I love Froomkin’s style guide suggestions, especially the idea that “falsehood” should only be used to break up the monotony when you say “lie” a lot. A couple weeks ago I mentioned James Bennet’s long (long, long, long) kvetch in The Economist over being fired as NYT’s editorial page editor. It came down to having spent a career providing the voice from nowhere and being upset that the kids (new hires) were on his lawn revolting against it. I’ve seen a couple of things saying the staffers at the Times are trying to change things. NYT does seem less eager to dive down every RW rabbit hole, like Hunter’s laptop, but if the kids are revolting, I’d sure like to see more evidence of it. I struggle with NYT. They’re so good at so many things, but fail in so many instances, especially normalizing Trump.
Rick Perlstein, author of Nixonland and other deep dives into the history of Republicanism, has started writing columns for The American Prospect under the title The Infernal Triangle. The infernal triangle being, “Authoritarian Republicans, ineffectual Democrats, and a clueless media”. He quotes Jeff Sharlet , arguing with an NYT reporter about how to do journalism,
“Imagination of a place in the center”. That, I think, nicely captures the NYT’s voice from nowhere, a completely made up place where NYT sits above the fray.
There are two companies involved in Sports Illustrated. The first company pays the writers and editors and models, handles printers and/or servers, sells advertising. The second company owns the name. The former’s expense statement starts with paying the latter $15 million per year for the use of the name.

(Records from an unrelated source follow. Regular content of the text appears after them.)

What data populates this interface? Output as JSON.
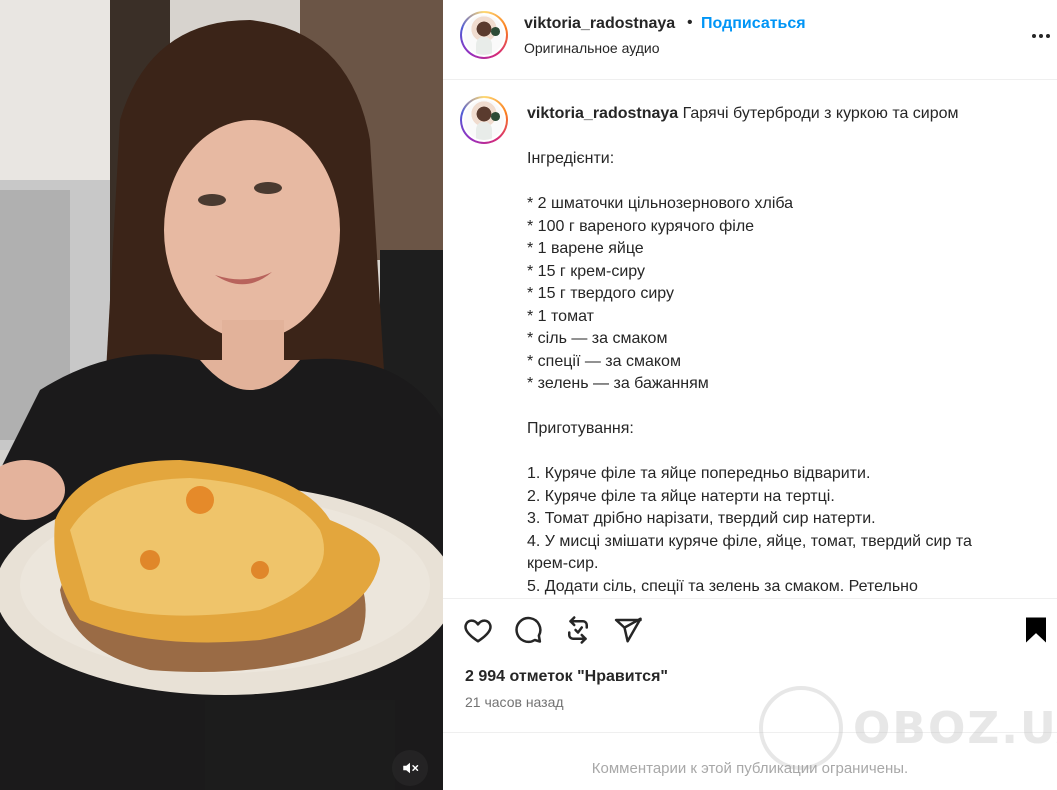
{
  "post": {
    "username": "viktoria_radostnaya",
    "separator": "•",
    "follow_label": "Подписаться",
    "audio": "Оригинальное аудио"
  },
  "caption": {
    "username": "viktoria_radostnaya",
    "title": "Гарячі бутерброди з куркою та сиром",
    "lines": [
      "",
      "Інгредієнти:",
      "",
      "* 2 шматочки цільнозернового хліба",
      "* 100 г вареного курячого філе",
      "* 1 варене яйце",
      "* 15 г крем-сиру",
      "* 15 г твердого сиру",
      "* 1 томат",
      "* сіль — за смаком",
      "* спеції — за смаком",
      "* зелень — за бажанням",
      "",
      "Приготування:",
      "",
      "1. Куряче філе та яйце попередньо відварити.",
      "2. Куряче філе та яйце натерти на тертці.",
      "3. Томат дрібно нарізати, твердий сир натерти.",
      "4. У мисці змішати куряче філе, яйце, томат, твердий сир та",
      "крем-сир.",
      "5. Додати сіль, спеції та зелень за смаком. Ретельно"
    ]
  },
  "stats": {
    "likes": "2 994 отметок \"Нравится\"",
    "time_ago": "21 часов назад"
  },
  "comments_closed": "Комментарии к этой публикации ограничены.",
  "watermark": "OBOZ.UA",
  "icons": {
    "like": "heart-icon",
    "comment": "comment-icon",
    "repost": "repost-icon",
    "share": "send-icon",
    "save": "bookmark-icon",
    "more": "more-icon",
    "mute": "muted-speaker-icon"
  }
}
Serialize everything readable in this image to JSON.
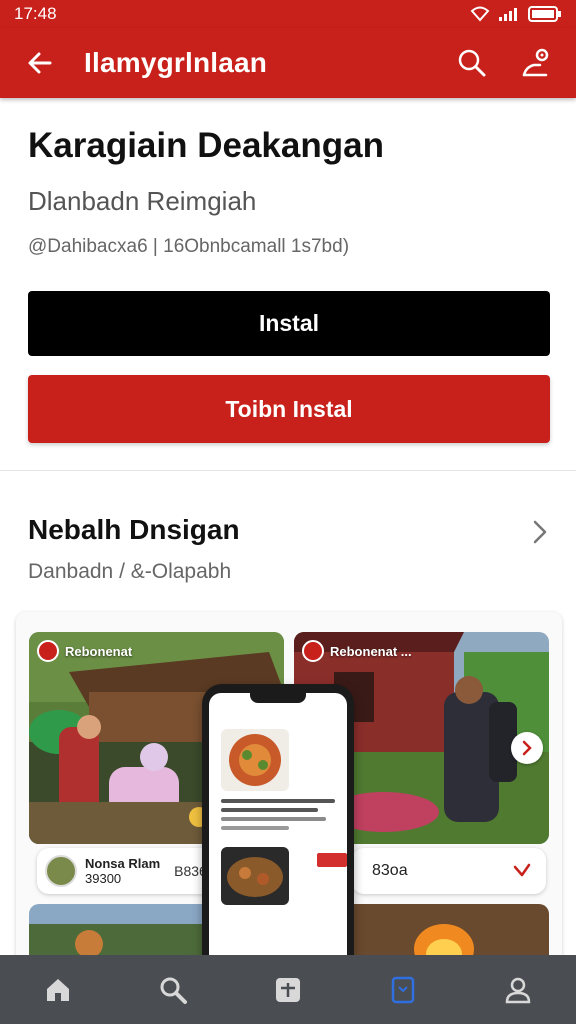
{
  "status_bar": {
    "time": "17:48",
    "icons": [
      "wifi-icon",
      "signal-icon",
      "battery-icon"
    ]
  },
  "app_bar": {
    "title": "Ilamygrlnlaan",
    "back_icon": "arrow-left-icon",
    "actions": [
      "search-icon",
      "share-pin-icon"
    ]
  },
  "app": {
    "name": "Karagiain Deakangan",
    "developer": "Dlanbadn Reimgiah",
    "meta": "@Dahibacxa6 | 16Obnbcamall 1s7bd)"
  },
  "buttons": {
    "install_label": "Instal",
    "trial_label": "Toibn Instal"
  },
  "section": {
    "title": "Nebalh Dnsigan",
    "subtitle": "Danbadn / &-Olapabh",
    "chevron_icon": "chevron-right-icon"
  },
  "gallery": {
    "cards": [
      {
        "label": "Rebonenat"
      },
      {
        "label": "Rebonenat ... "
      }
    ],
    "strip_left": {
      "name": "Nonsa Rlam",
      "sub": "39300",
      "price": "B836"
    },
    "strip_right": {
      "label": "83oa"
    }
  },
  "bottom_nav": {
    "items": [
      {
        "icon": "home-icon"
      },
      {
        "icon": "search-icon"
      },
      {
        "icon": "plus-square-icon"
      },
      {
        "icon": "bookmark-icon",
        "active": true
      },
      {
        "icon": "profile-icon"
      }
    ]
  },
  "colors": {
    "brand_red": "#c8201b",
    "install_black": "#000000",
    "nav_bg": "#4a4d52",
    "nav_active": "#2f6fe0"
  }
}
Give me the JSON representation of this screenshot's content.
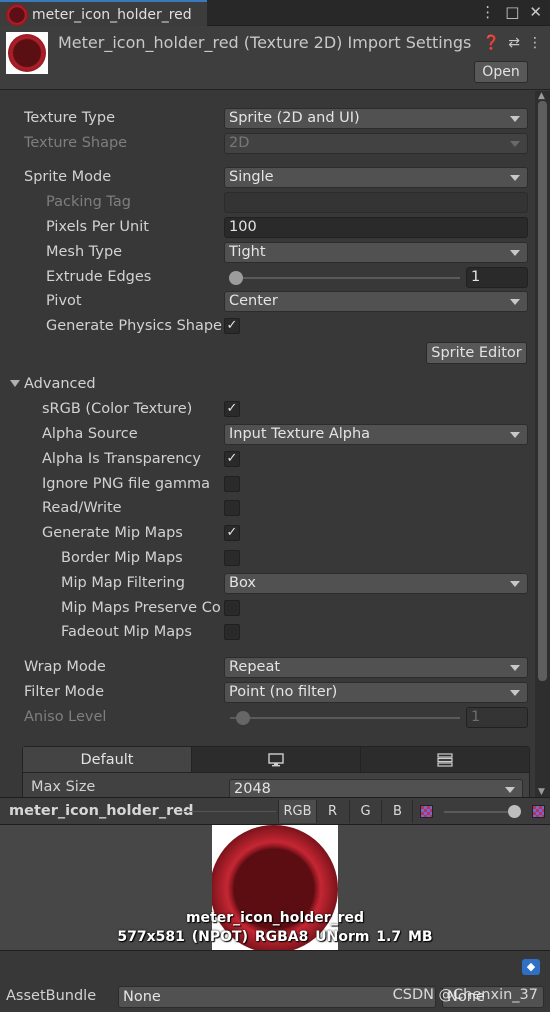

Some billionaire with a boyhood crush on the magazine will eventually step forward and fund a replacement for the first company. Which will pay the second company $15 million per year for the use of the name.
Rich Lowry says Pompeo would be “a pick in the Dick Cheney mode”. He says it as if that would be a good thing.
I don’t think Lowry is fully informed about Trump’s opinion of the Cheney family.
Steven: “What strikes me is the way in which Lowry is treating the Trump presidency as utterly normal in this piece.”
Some of the writers might b$tch, but in the end that rage is comfortable with everything which Trump has or will do.
With maybe the exception of Tim Scott, none of the folks Lowry names will help Trump expand his appeal beyond the GOP base in the general election. His characterization of Huckabee is particularly odious.